Saturday, July 5, 2014

University offers female students extra credit for hairy pits

The Captain's favorite major - Women and Gender Studies - has once again proven how useful it is to society! Arizona State University offers female students extra credit for not shaving their armpits:

Women and Gender Studies Professor Breanne Fahs, encourages her female students to cease shaving their underarms and legs during the semester and document their experiences in a journal. 

"One guy did his shaving with a buck knife."    

Student Stephanie Robinson said it was a “life changing experience.”

“Many of my friends didn’t want to work out next to me or hear about the assignment, and my mother was distraught at the idea that I would be getting married in a white dress with armpit hair,” Robinson told ASU news.

Men are also allowed to receive extra credit, as long as they shave their bodies from the neck down.

As the Director of the Center for Feminist Research on Gender and Sexuality Group at ASU, Fahs has been very active in women’s issues. Her academic journals have been published in outlets such as Feminism & Psychology, Psychology of Women Quarterly and Gender and Society. She has also authored books including Performing Sex, Moral Panics of Sexuality and her newest biography on the life of radical feminist and attempted assassin, Valerie Solonas. Participant and student Jaqueline Gonzalez said the experience allowed her to start on a path of activism.
It's so nice that kids can go to university today, even one funded by taxpayers, in order to learn how to have hairy pits and become community activists.  They should change the school name to occupy armpits university.
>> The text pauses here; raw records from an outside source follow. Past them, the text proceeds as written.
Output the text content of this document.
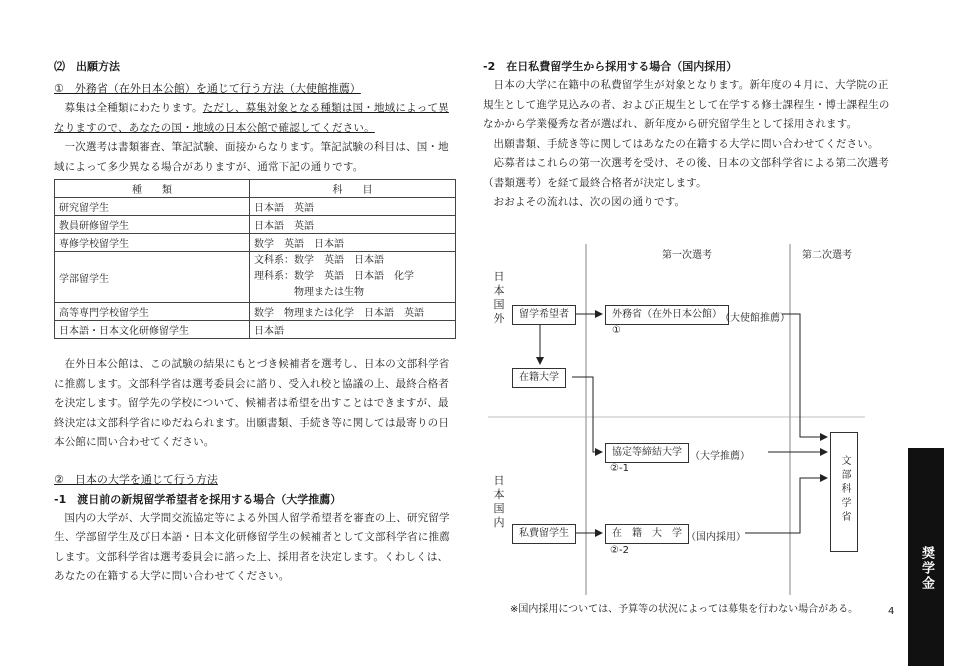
⑵　出願方法

①　外務省（在外日本公館）を通じて行う方法（大使館推薦）

募集は全種類にわたります。ただし、募集対象となる種類は国・地域によって異なりますので、あなたの国・地域の日本公館で確認してください。

一次選考は書類審査、筆記試験、面接からなります。筆記試験の科目は、国・地域によって多少異なる場合がありますが、通常下記の通りです。

種　　類	科　　目
研究留学生	日本語　英語
教員研修留学生	日本語　英語
専修学校留学生	数学　英語　日本語
学部留学生	文科系：数学　英語　日本語
理科系：数学　英語　日本語　化学
　　　　物理または生物

高等専門学校留学生	数学　物理または化学　日本語　英語
日本語・日本文化研修留学生	日本語

在外日本公館は、この試験の結果にもとづき候補者を選考し、日本の文部科学省に推薦します。文部科学省は選考委員会に諮り、受入れ校と協議の上、最終合格者を決定します。留学先の学校について、候補者は希望を出すことはできますが、最終決定は文部科学省にゆだねられます。出願書類、手続き等に関しては最寄りの日本公館に問い合わせてください。

②　日本の大学を通じて行う方法

-1　渡日前の新規留学希望者を採用する場合（大学推薦）

国内の大学が、大学間交流協定等による外国人留学希望者を審査の上、研究留学生、学部留学生及び日本語・日本文化研修留学生の候補者として文部科学省に推薦します。文部科学省は選考委員会に諮った上、採用者を決定します。くわしくは、あなたの在籍する大学に問い合わせてください。

-2　在日私費留学生から採用する場合（国内採用）

日本の大学に在籍中の私費留学生が対象となります。新年度の４月に、大学院の正規生として進学見込みの者、および正規生として在学する修士課程生・博士課程生のなかから学業優秀な者が選ばれ、新年度から研究留学生として採用されます。

出願書類、手続き等に関してはあなたの在籍する大学に問い合わせてください。

応募者はこれらの第一次選考を受け、その後、日本の文部科学省による第二次選考（書類選考）を経て最終合格者が決定します。

おおよその流れは、次の図の通りです。

第一次選考	第二次選考
日本国外
日本国内
留学希望者	外務省（在外日本公館）
（大使館推薦）
①
在籍大学
協定等締結大学 （大学推薦）
②-1
私費留学生	在　籍　大　学 （国内採用）
②-2
文部科学省
※国内採用については、予算等の状況によっては募集を行わない場合がある。	4	Ⅰ　日本政府（文部科学省）奨学金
Fucking hell.  If I had a say in how my tax dollars were spent they would only go to engineering scholarships.

Oh boy, it get's better.  What are Professor Breanne Fahs' qualifications? She's a specialist in radical feminism and political activism, and the author of a book on Valerie Solanas, another radical feminist who is best known for her assassination attempt on Andy Warhol.
Breanne Fahs is an associate professor of women and gender studies at Arizona State University, where she specializes in studying women's sexuality, critical embodiment studies, radical feminism, and political activism.  She has a B.A. in women's studies/gender studies and psychology from Occidental College and a Ph.D. in women's studies and clinical psychology from the University of Michigan.  She has published widely in feminist, social science, and humanities journals and has authored three books: Performing Sex (SUNY Press, 2011), an analysis of the paradoxes of women's "sexual liberation," The Moral Panics of Sexuality (Palgrave, 2013), an edited collection that examines cultural anxieties of "scary sex," and Valerie Solanas (Feminist Press, 2014), a biography about the controversial and politically significant life of author/would-be assassin Valerie Solanas. She is the director of the Feminist Research on Gender and Sexuality Group at Arizona State University, a group that engages students and faculty to fuse activism and rabble-rousing scholarship, and she also works as a private practice clinical psychologist specializing in sexuality, couples work, and trauma recovery.